Among other provisions of SB 282, which was brokered by Sen. Kayse Jama, D-Portland, with tenant and landlord advocates:
• Potential landlords would be barred from screening out applicants based on COVID-era evictions. The bill would allow sealing of evictions during COVID from a tenant's record.
• Credit history reports would be barred on any late payments during the moratorium. Landlords would be barred from screening out tenants based on nonpayment of past-due rents during the eviction moratorium and grace period.
• Landlords could not evict tenants for doubling-up/occupancy limits that are narrower than current law, during the COVID period when people have had to share housing due to the pandemic and wildfires.
• Increased damages would remain in effect temporarily for retaliation violations by landlords during the COVID era.
All of the votes against the final version were cast by Republicans, although three Republicans joined Democrats to vote for it.
"This bill has another side that has not been given any consideration," Rep. Kim Wallan, R-Medford, said.
A move by Republicans to send the bill back to committee failed on a party-line vote.

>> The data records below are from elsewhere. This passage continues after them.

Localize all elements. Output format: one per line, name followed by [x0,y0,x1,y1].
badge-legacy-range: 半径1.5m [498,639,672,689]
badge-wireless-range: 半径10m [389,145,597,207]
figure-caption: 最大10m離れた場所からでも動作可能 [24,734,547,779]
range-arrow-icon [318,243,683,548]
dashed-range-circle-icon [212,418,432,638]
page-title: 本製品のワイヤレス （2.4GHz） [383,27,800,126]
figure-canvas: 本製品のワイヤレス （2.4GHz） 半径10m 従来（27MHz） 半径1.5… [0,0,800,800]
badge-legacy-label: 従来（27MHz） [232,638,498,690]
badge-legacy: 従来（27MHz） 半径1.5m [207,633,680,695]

Rep. Jack Zika of Redmond, said he sought an amendment that would have allowed landlords to check some tenant records unrelated to finances. He said his intent was not to block the bill itself, and that he felt an agreement was close.
"Nobody wants to see anybody evicted," he said.
Rep. Wlnsvey Campos, D-Aloha, says that as a case manager, she works with prospective tenants to help them apply for rental housing.
"I know there are backstops in place for checking on the past rental history of tenants," she said.
'What I do know, from doing the work I do, is that if we do not pass this, it will cause harm to our communities. We all know that bad actors exist, but I also know that folks want to be able to pay their rent so they can stay in housing."
NOTE: Updates with governor signing this bill.